]> git.kaiwu.me - nginx.git/commitdiff
Better recheck of dead upstream servers.
authorMaxim Dounin <mdounin@mdounin.ru>
Wed, 12 Oct 2011 14:22:48 +0000 (14:22 +0000)
committerMaxim Dounin <mdounin@mdounin.ru>
Wed, 12 Oct 2011 14:22:48 +0000 (14:22 +0000)
Previously nginx used to mark backend again as live as soon as fail_timeout
passes (10s by default) since last failure.  On the other hand, detecting
dead backend takes up to 60s (proxy_connect_timeout) in typical situation
"backend is down and doesn't respond to any packets".  This resulted in
suboptimal behaviour in the above situation (up to 23% of requests were
directed to dead backend with default settings).

More detailed description of the problem may be found here (in Russian):
http://mailman.nginx.org/pipermail/nginx-ru/2011-August/042172.html

Fix is to only allow one request after fail_timeout passes, and
mark backend as "live" only if this request succeeds.

Note that with new code backend will not be marked "live" unless "check"
request is completed, and this may take a while in some specific workloads
(e.g. streaming).  This is believed to be acceptable.

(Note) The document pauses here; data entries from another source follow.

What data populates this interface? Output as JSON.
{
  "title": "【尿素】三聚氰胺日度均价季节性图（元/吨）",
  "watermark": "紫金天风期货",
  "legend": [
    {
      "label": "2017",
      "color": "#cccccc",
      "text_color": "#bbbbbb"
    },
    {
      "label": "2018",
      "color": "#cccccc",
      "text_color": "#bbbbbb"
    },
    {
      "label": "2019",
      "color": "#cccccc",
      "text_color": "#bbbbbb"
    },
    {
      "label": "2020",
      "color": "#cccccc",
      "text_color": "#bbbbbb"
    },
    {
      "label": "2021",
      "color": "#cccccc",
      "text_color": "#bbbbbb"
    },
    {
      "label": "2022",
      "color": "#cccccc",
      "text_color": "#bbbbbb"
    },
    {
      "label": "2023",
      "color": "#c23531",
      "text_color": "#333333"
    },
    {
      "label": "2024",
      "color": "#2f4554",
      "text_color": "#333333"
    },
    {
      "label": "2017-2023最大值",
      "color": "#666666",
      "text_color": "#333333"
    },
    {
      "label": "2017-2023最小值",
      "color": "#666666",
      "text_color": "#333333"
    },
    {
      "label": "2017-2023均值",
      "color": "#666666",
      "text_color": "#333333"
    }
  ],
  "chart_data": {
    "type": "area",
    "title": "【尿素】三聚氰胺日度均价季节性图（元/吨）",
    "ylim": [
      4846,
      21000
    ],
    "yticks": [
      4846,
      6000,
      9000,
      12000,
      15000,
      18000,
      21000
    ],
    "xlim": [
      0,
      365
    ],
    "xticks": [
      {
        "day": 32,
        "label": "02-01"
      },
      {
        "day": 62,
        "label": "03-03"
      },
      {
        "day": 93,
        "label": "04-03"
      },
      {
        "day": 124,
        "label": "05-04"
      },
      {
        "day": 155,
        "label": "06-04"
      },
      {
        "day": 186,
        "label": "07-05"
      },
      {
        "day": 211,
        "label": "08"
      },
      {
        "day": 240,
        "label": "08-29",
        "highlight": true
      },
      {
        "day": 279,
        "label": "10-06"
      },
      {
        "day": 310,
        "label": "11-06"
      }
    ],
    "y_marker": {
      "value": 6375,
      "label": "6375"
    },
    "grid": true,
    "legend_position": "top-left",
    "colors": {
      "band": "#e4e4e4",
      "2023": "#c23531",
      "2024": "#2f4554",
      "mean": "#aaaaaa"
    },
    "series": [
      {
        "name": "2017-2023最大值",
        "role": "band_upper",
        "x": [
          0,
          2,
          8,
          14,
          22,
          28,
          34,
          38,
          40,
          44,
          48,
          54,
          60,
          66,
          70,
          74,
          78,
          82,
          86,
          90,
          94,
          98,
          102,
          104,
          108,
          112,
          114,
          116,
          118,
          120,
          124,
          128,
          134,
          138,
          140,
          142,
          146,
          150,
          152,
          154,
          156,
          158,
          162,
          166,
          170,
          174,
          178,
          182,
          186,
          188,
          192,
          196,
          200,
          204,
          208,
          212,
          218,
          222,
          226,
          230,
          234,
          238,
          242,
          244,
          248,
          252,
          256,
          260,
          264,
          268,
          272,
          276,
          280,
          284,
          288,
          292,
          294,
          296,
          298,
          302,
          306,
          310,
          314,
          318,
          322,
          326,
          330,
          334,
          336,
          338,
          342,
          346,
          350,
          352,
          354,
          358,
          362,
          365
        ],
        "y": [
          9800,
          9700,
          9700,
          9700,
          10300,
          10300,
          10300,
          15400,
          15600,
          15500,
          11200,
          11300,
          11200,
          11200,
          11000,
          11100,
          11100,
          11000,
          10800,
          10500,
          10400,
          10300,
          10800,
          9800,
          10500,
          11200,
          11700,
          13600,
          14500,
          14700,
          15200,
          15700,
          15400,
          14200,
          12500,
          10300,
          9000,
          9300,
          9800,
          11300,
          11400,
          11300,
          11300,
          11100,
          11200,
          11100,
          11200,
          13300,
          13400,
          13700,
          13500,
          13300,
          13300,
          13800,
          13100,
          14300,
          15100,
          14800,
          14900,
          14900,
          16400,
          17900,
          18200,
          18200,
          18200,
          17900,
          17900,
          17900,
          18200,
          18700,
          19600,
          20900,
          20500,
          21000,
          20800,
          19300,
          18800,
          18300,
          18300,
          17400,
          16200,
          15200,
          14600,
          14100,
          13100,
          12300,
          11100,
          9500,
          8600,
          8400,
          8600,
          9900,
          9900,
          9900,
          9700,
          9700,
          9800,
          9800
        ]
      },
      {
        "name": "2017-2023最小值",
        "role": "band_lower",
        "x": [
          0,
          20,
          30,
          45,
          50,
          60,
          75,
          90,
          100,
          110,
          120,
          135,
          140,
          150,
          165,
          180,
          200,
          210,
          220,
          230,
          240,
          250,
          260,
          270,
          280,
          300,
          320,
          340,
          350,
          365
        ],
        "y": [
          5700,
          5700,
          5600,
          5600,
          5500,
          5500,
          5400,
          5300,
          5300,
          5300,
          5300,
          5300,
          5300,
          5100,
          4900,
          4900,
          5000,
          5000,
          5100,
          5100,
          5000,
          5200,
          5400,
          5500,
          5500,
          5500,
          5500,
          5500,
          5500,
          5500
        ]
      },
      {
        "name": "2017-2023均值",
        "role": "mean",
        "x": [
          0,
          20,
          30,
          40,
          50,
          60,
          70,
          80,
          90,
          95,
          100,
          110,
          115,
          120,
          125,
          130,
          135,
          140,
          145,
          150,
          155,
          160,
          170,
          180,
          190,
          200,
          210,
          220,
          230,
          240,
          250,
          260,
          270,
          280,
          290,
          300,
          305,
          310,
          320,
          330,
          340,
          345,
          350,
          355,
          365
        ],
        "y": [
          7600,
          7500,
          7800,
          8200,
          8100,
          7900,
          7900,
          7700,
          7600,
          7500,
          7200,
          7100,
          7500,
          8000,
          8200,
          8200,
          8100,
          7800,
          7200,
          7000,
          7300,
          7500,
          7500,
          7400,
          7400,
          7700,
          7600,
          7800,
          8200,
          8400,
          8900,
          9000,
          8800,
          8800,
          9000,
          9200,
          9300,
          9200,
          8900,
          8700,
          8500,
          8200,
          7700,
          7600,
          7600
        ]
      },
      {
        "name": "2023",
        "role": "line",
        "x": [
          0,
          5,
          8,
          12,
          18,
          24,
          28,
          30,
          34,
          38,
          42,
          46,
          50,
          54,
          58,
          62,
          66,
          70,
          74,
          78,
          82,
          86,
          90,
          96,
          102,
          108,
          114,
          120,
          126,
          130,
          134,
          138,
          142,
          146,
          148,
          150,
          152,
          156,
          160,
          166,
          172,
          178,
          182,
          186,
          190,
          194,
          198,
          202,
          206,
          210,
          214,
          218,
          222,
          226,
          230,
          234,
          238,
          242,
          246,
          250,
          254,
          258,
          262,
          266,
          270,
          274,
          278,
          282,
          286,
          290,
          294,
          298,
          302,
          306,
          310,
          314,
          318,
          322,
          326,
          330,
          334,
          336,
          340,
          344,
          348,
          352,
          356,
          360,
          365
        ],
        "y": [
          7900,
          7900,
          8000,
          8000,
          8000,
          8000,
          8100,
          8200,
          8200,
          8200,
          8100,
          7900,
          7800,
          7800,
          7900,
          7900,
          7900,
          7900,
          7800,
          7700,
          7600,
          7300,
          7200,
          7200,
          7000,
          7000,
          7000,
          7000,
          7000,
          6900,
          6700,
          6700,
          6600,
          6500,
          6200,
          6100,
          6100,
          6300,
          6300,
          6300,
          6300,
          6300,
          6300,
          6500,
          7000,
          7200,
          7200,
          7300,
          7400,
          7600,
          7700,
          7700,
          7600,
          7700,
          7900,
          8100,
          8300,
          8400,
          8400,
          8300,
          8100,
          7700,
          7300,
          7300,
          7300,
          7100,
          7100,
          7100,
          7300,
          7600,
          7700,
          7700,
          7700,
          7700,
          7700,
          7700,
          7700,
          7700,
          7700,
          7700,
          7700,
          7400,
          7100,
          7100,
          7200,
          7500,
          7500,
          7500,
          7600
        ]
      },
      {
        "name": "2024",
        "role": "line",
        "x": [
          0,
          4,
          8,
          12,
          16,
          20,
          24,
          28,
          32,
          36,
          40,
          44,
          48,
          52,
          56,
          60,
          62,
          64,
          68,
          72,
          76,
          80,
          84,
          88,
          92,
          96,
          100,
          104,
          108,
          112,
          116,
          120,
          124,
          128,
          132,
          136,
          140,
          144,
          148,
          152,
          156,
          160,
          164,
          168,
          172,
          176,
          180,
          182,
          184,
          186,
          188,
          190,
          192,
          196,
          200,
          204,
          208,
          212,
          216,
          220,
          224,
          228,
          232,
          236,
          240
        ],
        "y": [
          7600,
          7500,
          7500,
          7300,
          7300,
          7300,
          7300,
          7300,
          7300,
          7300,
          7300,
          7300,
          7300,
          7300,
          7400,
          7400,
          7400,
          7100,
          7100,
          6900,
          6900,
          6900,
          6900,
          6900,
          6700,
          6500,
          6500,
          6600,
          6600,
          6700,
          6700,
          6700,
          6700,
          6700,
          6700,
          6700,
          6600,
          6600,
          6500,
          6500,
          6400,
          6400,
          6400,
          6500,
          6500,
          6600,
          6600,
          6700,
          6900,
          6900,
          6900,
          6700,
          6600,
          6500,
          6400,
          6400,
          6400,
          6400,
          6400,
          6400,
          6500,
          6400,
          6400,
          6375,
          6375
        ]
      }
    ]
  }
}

src/http/modules/ngx_http_upstream_ip_hash_module.c
src/http/ngx_http_upstream_round_robin.c
src/http/ngx_http_upstream_round_robin.h

index dffbf22b28f2970533ca465a09631433974cbbe1..4c031eb4798067088d413a2693126dd366169435 100644 (file)
@@ -185,8 +185,8 @@ ngx_http_upstream_get_ip_hash_peer(ngx_peer_connection_t *pc, void *data)
                     break;
                 }
 
-                if (now - peer->accessed > peer->fail_timeout) {
-                    peer->fails = 0;
+                if (now - peer->checked > peer->fail_timeout) {
+                    peer->checked = now;
                     break;
                 }
             }
index bb9a704b8959f3707adc7d5a25e0d8cb7620bfd0..138872c5fdfcc0e324edc700bf94c2e4a7f69d7f 100644 (file)
@@ -443,8 +443,8 @@ ngx_http_upstream_get_round_robin_peer(ngx_peer_connection_t *pc, void *data)
                             break;
                         }
 
-                        if (now - peer->accessed > peer->fail_timeout) {
-                            peer->fails = 0;
+                        if (now - peer->checked > peer->fail_timeout) {
+                            peer->checked = now;
                             break;
                         }
 
@@ -491,8 +491,8 @@ ngx_http_upstream_get_round_robin_peer(ngx_peer_connection_t *pc, void *data)
                             break;
                         }
 
-                        if (now - peer->accessed > peer->fail_timeout) {
-                            peer->fails = 0;
+                        if (now - peer->checked > peer->fail_timeout) {
+                            peer->checked = now;
                             break;
                         }
 
@@ -663,15 +663,16 @@ ngx_http_upstream_free_round_robin_peer(ngx_peer_connection_t *pc, void *data,
         return;
     }
 
+    peer = &rrp->peers->peer[rrp->current];
+
     if (state & NGX_PEER_FAILED) {
         now = ngx_time();
 
-        peer = &rrp->peers->peer[rrp->current];
-
         /* ngx_lock_mutex(rrp->peers->mutex); */
 
         peer->fails++;
         peer->accessed = now;
+        peer->checked = now;
 
         if (peer->max_fails) {
             peer->current_weight -= peer->weight / peer->max_fails;
@@ -686,6 +687,14 @@ ngx_http_upstream_free_round_robin_peer(ngx_peer_connection_t *pc, void *data,
         }
 
         /* ngx_unlock_mutex(rrp->peers->mutex); */
+
+    } else {
+
+        /* mark peer live if check passed */
+
+        if (peer->accessed < peer->checked) {
+            peer->fails = 0;
+        }
     }
 
     rrp->current++;
index a9cb257c74f06d85f4313d0849304f6112c65433..195f4d8cad567315423f538cc9ede5605f890f45 100644 (file)
@@ -23,6 +23,7 @@ typedef struct {
 
     ngx_uint_t                      fails;
     time_t                          accessed;
+    time_t                          checked;
 
     ngx_uint_t                      max_fails;
     time_t                          fail_timeout;